As Iowans head to the costume shop to debate zombie versus vampire for this weekend’s party, Halloween is also a busy time for the Iowa Statewide Poison Control Center. Last year, there was a flood of calls dealing with those neon-colored glowsticks. Registered nurse Joan McVoy says some little tricksters who sink their fangs into the glow-in-the-dark adornments get treated with a trip to the Emergency Room.
“There’s a chemical that’s in those glowsticks,” McVoy says. “Kids love to put that plastic in their mouths and chew on it. We get a lot of calls because parents are upset because their kids’ mouths are glowing and they’re worried about that chemical.” She says it’s natural that parents might overreact when they see their child with a fluorescent green tongue and teeth.
“It isn’t something that you need to run in to an emergency room for, don’t do that,” McVoy says. “Call the poison center. The nurses will tell you what to do. If it gets in the eye though, the nurses will have certain instructions you need to follow as far as irrigation and we do follow-up calls with you.”

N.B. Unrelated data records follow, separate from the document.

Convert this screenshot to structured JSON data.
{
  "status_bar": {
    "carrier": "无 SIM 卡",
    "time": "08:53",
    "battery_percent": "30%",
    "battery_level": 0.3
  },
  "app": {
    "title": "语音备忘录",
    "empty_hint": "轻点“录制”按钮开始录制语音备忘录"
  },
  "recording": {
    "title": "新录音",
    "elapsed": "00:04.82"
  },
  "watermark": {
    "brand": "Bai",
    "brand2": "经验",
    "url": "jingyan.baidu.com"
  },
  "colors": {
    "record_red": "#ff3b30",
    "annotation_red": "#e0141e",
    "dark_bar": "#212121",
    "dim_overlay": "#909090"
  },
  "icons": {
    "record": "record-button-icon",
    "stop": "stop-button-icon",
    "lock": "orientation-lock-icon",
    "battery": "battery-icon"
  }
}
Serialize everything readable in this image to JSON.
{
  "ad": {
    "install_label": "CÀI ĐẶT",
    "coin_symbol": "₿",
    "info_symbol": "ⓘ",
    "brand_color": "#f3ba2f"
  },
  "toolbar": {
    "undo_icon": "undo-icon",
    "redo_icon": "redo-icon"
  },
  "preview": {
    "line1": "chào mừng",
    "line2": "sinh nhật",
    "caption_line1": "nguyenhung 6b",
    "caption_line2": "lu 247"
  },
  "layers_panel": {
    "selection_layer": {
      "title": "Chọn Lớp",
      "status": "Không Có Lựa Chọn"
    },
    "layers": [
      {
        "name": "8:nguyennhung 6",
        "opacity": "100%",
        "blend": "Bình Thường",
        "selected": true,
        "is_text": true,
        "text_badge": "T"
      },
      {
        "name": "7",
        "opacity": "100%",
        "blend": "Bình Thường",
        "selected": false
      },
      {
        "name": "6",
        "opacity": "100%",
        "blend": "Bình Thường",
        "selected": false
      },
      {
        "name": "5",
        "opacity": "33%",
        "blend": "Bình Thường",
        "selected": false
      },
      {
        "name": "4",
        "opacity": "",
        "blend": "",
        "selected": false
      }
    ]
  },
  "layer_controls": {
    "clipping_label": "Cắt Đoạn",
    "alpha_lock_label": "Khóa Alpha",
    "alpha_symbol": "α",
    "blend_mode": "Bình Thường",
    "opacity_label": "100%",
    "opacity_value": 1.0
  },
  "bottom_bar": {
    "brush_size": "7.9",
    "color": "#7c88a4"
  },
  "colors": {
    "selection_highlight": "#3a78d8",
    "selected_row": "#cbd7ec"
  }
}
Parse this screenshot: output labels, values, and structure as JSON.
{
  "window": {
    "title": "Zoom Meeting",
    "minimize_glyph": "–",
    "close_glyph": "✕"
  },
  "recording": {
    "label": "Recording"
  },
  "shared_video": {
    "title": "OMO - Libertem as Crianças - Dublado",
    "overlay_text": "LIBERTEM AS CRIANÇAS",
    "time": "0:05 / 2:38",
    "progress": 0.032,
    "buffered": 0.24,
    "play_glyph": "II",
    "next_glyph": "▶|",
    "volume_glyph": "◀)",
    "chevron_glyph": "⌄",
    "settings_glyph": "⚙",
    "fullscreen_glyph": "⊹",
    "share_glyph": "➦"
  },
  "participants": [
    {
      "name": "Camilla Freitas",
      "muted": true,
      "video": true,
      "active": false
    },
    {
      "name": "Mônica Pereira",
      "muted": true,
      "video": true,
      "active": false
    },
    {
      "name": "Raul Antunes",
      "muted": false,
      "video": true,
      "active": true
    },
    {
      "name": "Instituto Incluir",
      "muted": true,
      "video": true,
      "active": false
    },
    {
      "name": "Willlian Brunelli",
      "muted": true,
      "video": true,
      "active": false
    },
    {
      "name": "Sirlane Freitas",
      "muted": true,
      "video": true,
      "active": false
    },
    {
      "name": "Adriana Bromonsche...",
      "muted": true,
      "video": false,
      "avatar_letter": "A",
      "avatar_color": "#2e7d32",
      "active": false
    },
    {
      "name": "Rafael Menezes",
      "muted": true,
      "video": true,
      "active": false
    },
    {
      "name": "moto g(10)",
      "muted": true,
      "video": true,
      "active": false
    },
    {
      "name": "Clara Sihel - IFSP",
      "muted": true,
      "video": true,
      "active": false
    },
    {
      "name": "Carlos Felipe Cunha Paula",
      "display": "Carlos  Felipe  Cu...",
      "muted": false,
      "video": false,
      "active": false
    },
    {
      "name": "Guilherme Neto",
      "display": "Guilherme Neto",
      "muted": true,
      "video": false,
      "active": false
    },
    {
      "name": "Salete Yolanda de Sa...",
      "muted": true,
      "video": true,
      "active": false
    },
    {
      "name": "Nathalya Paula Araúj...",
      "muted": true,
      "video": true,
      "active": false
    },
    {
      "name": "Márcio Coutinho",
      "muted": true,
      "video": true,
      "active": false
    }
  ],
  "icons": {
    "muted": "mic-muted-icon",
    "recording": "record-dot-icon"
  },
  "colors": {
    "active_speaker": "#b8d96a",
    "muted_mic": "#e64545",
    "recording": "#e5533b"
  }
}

McVoy predicts the poison center will also get calls about dry ice which people plunk into their Halloween punch to create a spooky fog. It can also create painful frostbite on your face. “Don’t break it apart and put small pieces in individual glasses,” she says. “Definitely, if you’re going to use it, make sure it’s still in the solid form. If you have it in a big punch bowl, that’s fine.”
McVoy recommends parents inspect all treats when a child returns from trick-or-treating and all homemade goodies or those out of the wrapper should likely be tossed. If you have questions, the Sioux City-based poison control hotline is available around-the-clock at 800-222-1222.